Hoffmann hatte das Sturmtalent rund eineinhalb Jahre zuvor aus der U17 nach oben gezogen – und der traf bei seinem ersten Einsatz gleich viermal. „Nelly war auf Anhieb in der U19 angekommen“, sagt Hoffmann: „Meine Aufgabe als Trainer war es danach unter anderem, ihm zu vermitteln, dass er die Intensität weiter hochhalten muss.“ Anfangs sei dies kein ganz einfaches Unterfangen gewesen.
„Als junger Fußballer hast du nach einem solchen Einstand das Gefühl, dir liegt die Welt zu Füßen. Das Problem haben viele Talente, dass sie glauben, ihr Potential reiche aus. Aber die Herausforderung ist, seine Kapazitäten konstant abzurufen. Wer das nicht macht, wird es nicht nach oben schaffen.“ Weiper hingegen habe verstanden, dass er hart arbeiten müsse, um seinen Traum zu verwirklichen. „Nelly ist sehr schlau, er hat schnell kapiert. Wir mussten nicht darüber reden, wohin sein Weg führt, sondern wie er ihn gehen muss – und dass der Weg auch steinig werden kann.“
Die Erzählung des mittlerweile für die U23 zuständigen Trainers stellt eine interessante Parallele zu Weipers Zeit unter Bo Henriksen dar. Als der Stürmer eine langwierige Knieverletzung auskuriert hatte, aber nicht zum Zug kam, wurden rasch Unkenrufe laut, der Trainer stehe nicht auf das Talent und werde Weiper vergraulen. Henriksen hingegen machte klar, er verlange vom Spieler größere Anstrengungen im Training. Auf ähnliche Weise hatte er zuvor schon Weipers Kumpel Brajan Gruda – inzwischen in der Premier League aktiv – auf die richtige Bahn gebracht. Gruda, der Edeltechniker, lernte defensiv zu arbeiten. Weiper überzeugt heute auch mit seinem läuferischen Einsatz.
In seinem ersten A-Junioren-Spiel sei der Youngster fast 13 Kilometer gerannt, berichtet Hoffmann. „Er hat aber auch gesehen, dass er seine Tore auch mit weniger Aufwand schießen kann…“ Bei den Profis musste er lernen, wieder mehr zu investieren. „Ohne die läuferische Komponente kommst du im Mainzer Fußball nicht weit.“
„Nelly kann 15 Tore schießen“
Und Weiper, der in seiner einzigen kompletten U-19-Saison bei nur acht Hauptrundeneinsätzen mit acht Toren viel für den Einzug ins Halbfinale tat, hat gelernt.

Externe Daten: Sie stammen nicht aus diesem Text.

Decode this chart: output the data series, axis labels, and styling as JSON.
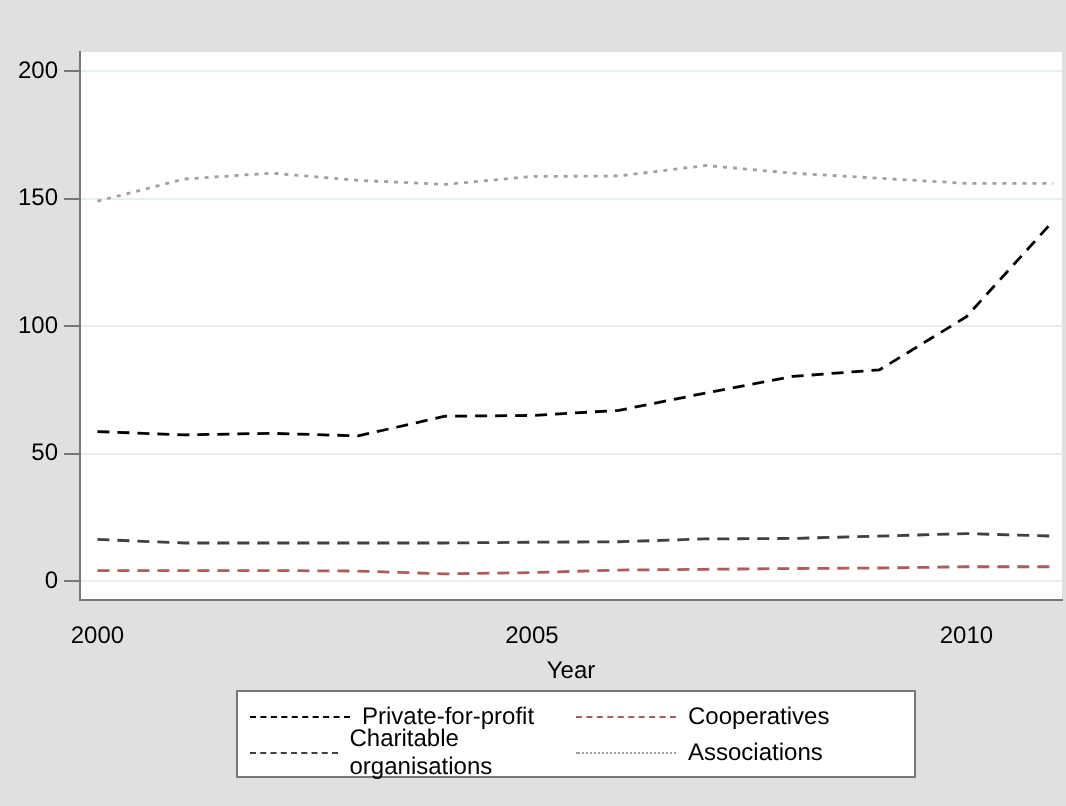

Er wartet nicht auf Zuspiele, sondern läuft an, geht auch Wege nach hinten, verfügt über Statur, Athletik und Leichtfüßigkeit, um sich gegen kantige Innenverteidiger zu behaupten, funktioniert als Zielspieler und hat einen guten Abschluss. „Nelly kann 15 Tore schießen“, nennt Bo Henriksen eine Marke für die laufende Saison, die der Stürmer als Auftrag empfindet. „Ich habe mir selbst kein Ziel gesteckt, aber wenn der Trainer so etwas sagt, muss ich es auch umsetzen“, sagt Weiper.

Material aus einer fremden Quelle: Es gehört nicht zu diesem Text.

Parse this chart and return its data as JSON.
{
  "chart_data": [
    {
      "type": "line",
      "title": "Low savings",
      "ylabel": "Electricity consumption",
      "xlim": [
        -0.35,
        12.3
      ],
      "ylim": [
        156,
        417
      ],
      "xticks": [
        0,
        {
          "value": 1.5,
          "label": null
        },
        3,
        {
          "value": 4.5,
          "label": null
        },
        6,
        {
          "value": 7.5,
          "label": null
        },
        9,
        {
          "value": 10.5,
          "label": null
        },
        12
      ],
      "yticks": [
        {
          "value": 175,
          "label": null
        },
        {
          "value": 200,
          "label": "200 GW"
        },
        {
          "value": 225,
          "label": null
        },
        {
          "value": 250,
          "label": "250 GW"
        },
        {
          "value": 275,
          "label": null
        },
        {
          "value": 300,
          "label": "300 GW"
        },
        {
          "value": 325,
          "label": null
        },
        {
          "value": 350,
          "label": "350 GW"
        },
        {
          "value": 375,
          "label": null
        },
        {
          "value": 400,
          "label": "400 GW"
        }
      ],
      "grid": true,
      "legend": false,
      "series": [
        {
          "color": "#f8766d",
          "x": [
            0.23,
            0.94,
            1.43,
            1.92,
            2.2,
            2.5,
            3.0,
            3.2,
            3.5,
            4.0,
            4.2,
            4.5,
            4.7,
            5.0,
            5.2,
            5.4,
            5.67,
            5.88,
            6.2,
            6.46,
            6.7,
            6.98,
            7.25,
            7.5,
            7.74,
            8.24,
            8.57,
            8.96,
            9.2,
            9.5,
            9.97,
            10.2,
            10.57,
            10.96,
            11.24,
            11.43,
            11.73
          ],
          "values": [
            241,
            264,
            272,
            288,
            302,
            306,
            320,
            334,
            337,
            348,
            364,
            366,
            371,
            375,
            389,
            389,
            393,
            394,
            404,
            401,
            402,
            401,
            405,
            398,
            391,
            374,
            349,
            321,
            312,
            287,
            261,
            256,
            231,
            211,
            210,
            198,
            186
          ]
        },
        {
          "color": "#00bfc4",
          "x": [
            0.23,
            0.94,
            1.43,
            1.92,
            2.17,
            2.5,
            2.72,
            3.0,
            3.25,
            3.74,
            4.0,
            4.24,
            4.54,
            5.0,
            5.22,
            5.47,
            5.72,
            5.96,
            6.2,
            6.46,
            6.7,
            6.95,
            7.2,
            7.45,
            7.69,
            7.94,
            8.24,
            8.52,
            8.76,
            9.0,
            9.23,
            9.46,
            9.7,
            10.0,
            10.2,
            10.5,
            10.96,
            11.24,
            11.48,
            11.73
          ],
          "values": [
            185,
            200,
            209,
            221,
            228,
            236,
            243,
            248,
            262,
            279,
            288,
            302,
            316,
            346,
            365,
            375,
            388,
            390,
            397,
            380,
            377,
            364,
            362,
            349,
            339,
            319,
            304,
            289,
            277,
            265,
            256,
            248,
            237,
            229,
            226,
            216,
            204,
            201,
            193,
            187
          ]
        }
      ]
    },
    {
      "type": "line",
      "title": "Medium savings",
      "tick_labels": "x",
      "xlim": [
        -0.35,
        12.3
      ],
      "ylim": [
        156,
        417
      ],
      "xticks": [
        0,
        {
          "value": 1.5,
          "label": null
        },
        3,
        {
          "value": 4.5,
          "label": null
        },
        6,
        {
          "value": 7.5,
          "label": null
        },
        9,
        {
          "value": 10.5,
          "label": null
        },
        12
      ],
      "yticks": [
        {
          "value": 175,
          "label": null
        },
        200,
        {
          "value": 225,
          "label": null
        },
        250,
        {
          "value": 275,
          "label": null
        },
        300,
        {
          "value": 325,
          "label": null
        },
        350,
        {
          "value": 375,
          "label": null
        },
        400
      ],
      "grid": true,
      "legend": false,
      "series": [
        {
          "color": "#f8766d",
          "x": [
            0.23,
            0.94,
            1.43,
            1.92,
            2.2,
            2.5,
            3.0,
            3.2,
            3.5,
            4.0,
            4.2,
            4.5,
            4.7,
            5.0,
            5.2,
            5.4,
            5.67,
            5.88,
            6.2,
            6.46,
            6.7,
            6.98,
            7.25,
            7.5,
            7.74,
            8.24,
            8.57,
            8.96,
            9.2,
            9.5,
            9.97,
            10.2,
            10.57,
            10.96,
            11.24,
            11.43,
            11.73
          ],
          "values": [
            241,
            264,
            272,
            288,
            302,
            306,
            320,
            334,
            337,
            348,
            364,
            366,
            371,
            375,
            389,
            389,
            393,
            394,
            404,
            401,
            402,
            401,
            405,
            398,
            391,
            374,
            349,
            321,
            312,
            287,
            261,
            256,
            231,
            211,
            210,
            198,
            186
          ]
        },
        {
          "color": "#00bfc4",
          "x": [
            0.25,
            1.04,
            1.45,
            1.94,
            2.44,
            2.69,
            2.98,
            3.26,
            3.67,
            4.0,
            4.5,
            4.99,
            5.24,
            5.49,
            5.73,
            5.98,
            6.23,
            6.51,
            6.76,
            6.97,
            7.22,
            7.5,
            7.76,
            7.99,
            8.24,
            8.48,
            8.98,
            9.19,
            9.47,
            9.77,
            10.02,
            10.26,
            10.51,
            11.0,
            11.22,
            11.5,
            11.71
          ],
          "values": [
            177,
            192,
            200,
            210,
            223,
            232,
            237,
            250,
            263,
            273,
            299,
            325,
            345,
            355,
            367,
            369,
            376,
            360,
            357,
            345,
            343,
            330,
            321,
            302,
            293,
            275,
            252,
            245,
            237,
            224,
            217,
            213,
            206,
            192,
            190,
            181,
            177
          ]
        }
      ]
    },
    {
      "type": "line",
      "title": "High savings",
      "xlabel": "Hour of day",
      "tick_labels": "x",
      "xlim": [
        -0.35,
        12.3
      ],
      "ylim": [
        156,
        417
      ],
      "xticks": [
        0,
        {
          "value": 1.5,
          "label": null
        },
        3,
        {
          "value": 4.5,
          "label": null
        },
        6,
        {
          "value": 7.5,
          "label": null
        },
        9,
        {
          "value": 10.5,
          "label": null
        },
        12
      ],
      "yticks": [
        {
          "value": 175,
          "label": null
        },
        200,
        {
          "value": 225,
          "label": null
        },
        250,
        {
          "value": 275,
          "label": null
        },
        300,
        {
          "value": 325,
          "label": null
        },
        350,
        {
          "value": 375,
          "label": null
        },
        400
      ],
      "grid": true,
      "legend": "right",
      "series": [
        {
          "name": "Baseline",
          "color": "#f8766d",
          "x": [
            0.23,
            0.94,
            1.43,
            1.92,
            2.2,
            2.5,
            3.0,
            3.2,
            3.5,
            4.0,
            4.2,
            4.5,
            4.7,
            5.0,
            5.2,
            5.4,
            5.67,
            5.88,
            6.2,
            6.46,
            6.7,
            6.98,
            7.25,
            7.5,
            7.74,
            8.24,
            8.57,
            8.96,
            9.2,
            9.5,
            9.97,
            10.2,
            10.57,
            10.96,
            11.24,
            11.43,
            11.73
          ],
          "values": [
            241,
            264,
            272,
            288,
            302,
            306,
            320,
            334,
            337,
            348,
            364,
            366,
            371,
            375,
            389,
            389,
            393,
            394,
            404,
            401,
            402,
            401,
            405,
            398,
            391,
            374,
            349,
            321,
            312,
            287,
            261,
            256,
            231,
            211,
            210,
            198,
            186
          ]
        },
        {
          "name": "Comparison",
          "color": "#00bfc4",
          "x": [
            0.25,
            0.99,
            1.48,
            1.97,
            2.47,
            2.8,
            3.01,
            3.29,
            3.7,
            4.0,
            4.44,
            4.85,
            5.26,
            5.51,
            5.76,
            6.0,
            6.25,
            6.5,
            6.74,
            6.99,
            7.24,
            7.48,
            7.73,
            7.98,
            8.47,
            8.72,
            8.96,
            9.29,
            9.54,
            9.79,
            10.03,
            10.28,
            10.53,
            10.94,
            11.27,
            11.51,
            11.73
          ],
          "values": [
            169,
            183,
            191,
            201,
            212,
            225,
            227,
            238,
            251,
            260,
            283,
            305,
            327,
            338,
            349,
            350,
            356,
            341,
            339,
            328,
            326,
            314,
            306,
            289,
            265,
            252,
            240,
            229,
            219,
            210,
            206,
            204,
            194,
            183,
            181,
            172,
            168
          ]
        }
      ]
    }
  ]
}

Sollte das klappen, schöbe er sich in der Rangliste der Mainzer Toptorschützen weit nach vorne, auf eine Stufe mit André Schürrle und Shinji Okazaki. Nur ein 05-Stürmer war innerhalb einer einzigen Spielzeit erfolgreicher: Jonathan Burkardt traf in der zurückliegenden Runde 18-mal. Aber diesen Rekord anzugreifen, hat Nelson Weiper noch Zeit. Vielleicht sogar wirklich bis 2029.